Tim SAR Berpacu Selamatkan Korban Tertimbun Akibat Gempa Venezuela

Tim SAR Berpacu Selamatkan Korban Tertimbun Akibat Gempa Venezuela

Tim SAR Berpacu Selamatkan Korban Tertimbun – Rabu (24/6), gempa bermagnitudo 7,2 dan 7,5 mengguncang Caracas, Venezuela, memicu upaya penyelamatan darurat oleh tim pencarian dan pertolongan (SAR). Kegiatan ini berlangsung cepat, dengan petugas memfokuskan diri pada pengeboran dan ekstraksi korban yang terjebak di reruntuhan bangunan. Satu di antara bangunan yang hancur adalah Residencias Obelisco, yang terletak di Jalan Luis Roche, Altamira, di seberang CAF.

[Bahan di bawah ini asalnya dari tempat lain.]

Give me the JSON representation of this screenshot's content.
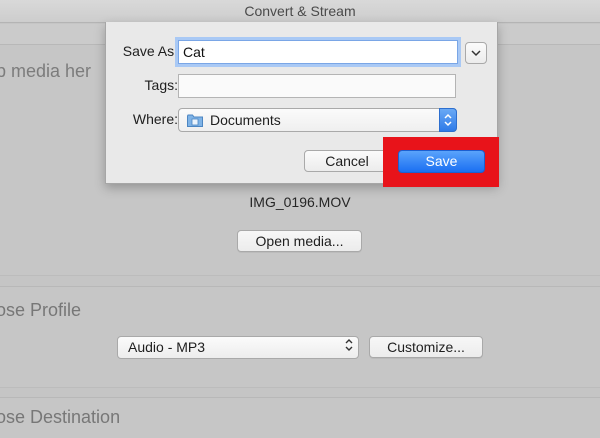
{
  "window": {
    "title": "Convert & Stream"
  },
  "background": {
    "drop_label": "p media her",
    "file_name": "IMG_0196.MOV",
    "open_media_label": "Open media...",
    "profile_label": "ose Profile",
    "profile_value": "Audio - MP3",
    "customize_label": "Customize...",
    "destination_label": "ose Destination"
  },
  "save_dialog": {
    "save_as_label": "Save As:",
    "save_as_value": "Cat",
    "tags_label": "Tags:",
    "tags_value": "",
    "where_label": "Where:",
    "where_value": "Documents",
    "cancel_label": "Cancel",
    "save_label": "Save"
  },
  "colors": {
    "highlight": "#e8131a",
    "accent": "#1a6ff2"
  },
  "icons": {
    "folder": "documents-folder-icon",
    "expand": "chevron-down-icon",
    "where_arrows": "updown-chevron-icon"
  }
}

Kelompok SAR, didukung oleh petugas Kepolisian Chacao dan Garda Nasional Bolivarian, berusaha melewati sisa-sisa struktur bangunan lima lantai setelah pukul 23.50 waktu setempat. Hasil operasi menyebutkan lima orang berhasil dievakuasi, meski kondisi mereka belum dijelaskan secara detail. Menurut laporan media lokal Efecto, upaya penyelamatan dilakukan dengan penuh konsentrasi dan ketekunan.

Tragedi Menyebar ke Gedung Petunia I

Dalam jarak kurang dari 50 meter, kejadian serupa terjadi di Petunia I, sebuah gedung 14 lantai yang runtuh secara bertahap. Petugas pemadam kebakaran, perlindungan sipil, serta sukarelawan melibatkan diri dalam operasi penyelamatan, menemukan dan membawa pulang 17 korban. Erick Martinez, warga yang tinggal di Petunia I selama 14 tahun, adalah salah satu dari mereka.

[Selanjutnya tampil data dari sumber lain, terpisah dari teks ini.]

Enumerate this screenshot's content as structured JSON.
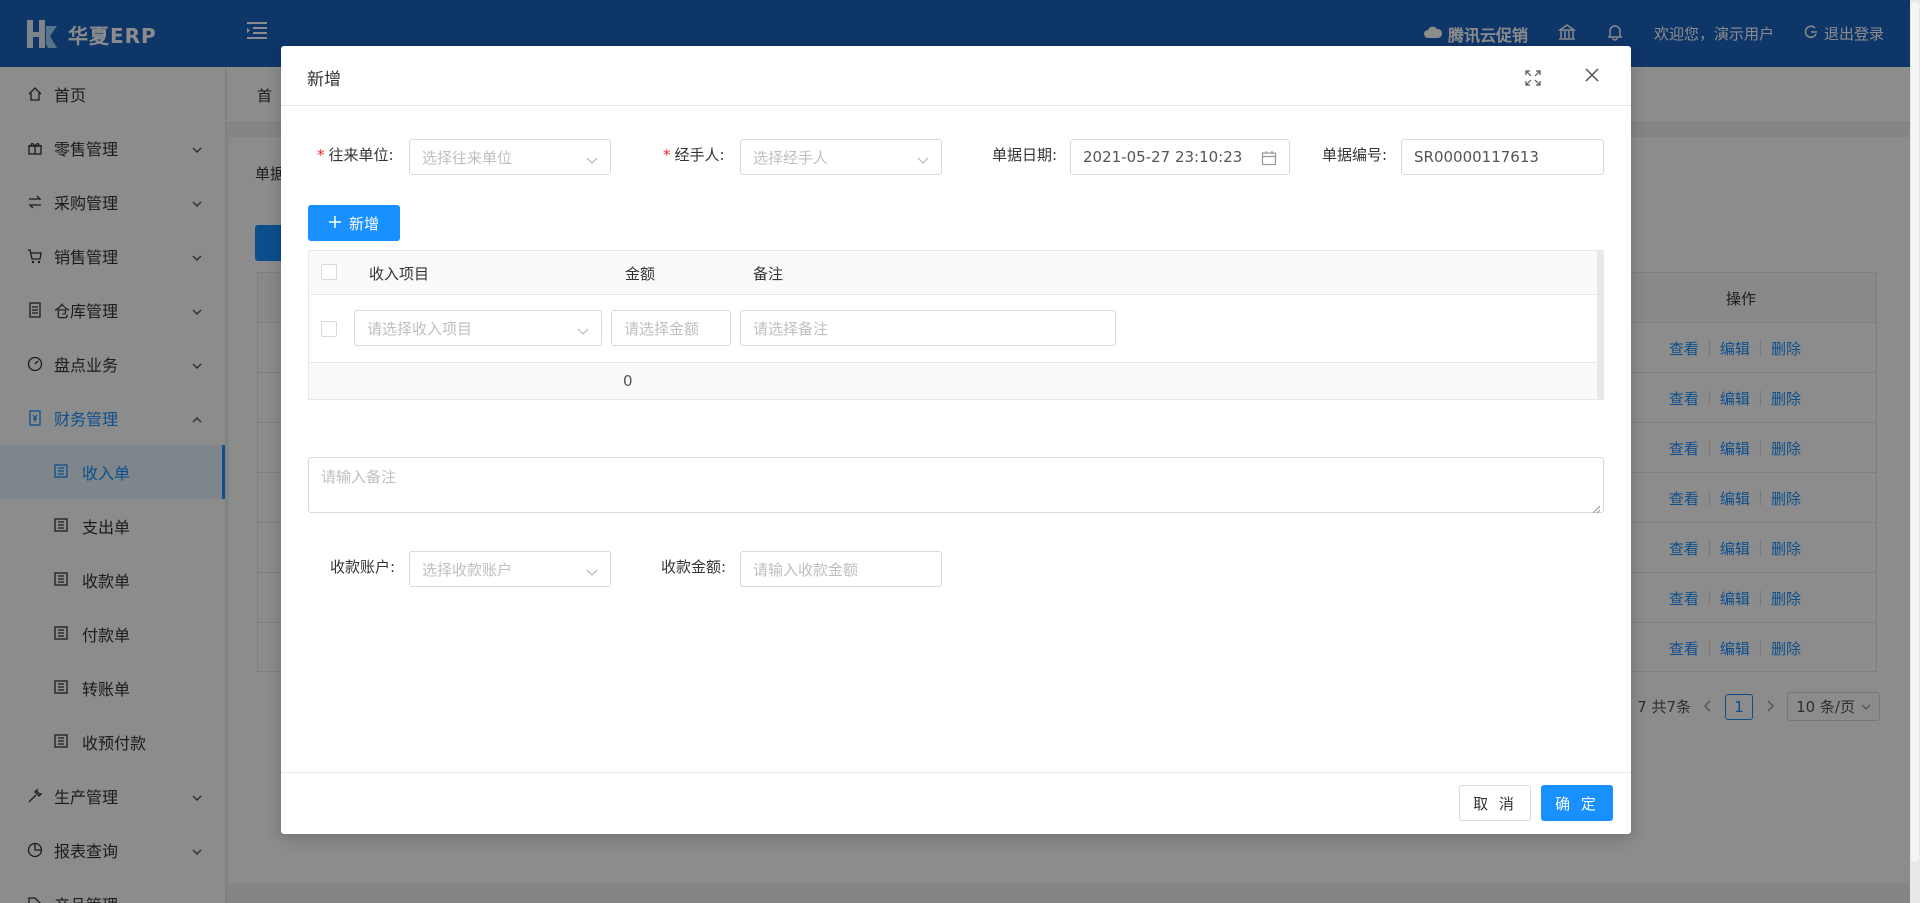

“Saya sedang menonton Piala Dunia ketika gempa terjadi. Getaran sangat kuat dan cepat, hingga saya hampir tak sempat mencapai pintu untuk berlindung,” kata Martinez, sebagaimana dikutip dari Efecto.

Korban lain, saudara perempuan Martinez, juga terlibat dalam proses penyelamatan. Ia berusaha memanggil bantuan setelah bangunan runtuh, sementara Martinez berada di lantai pertama, terjebak di antara puing-puing beton. Dengan menggunakan batu, ia menciptakan suara agar dapat terdengar oleh tim di luar. Keberhasilan evakuasi menunjukkan koordinasi yang intensif antara berbagai elemen layanan darurat di lokasi bencana.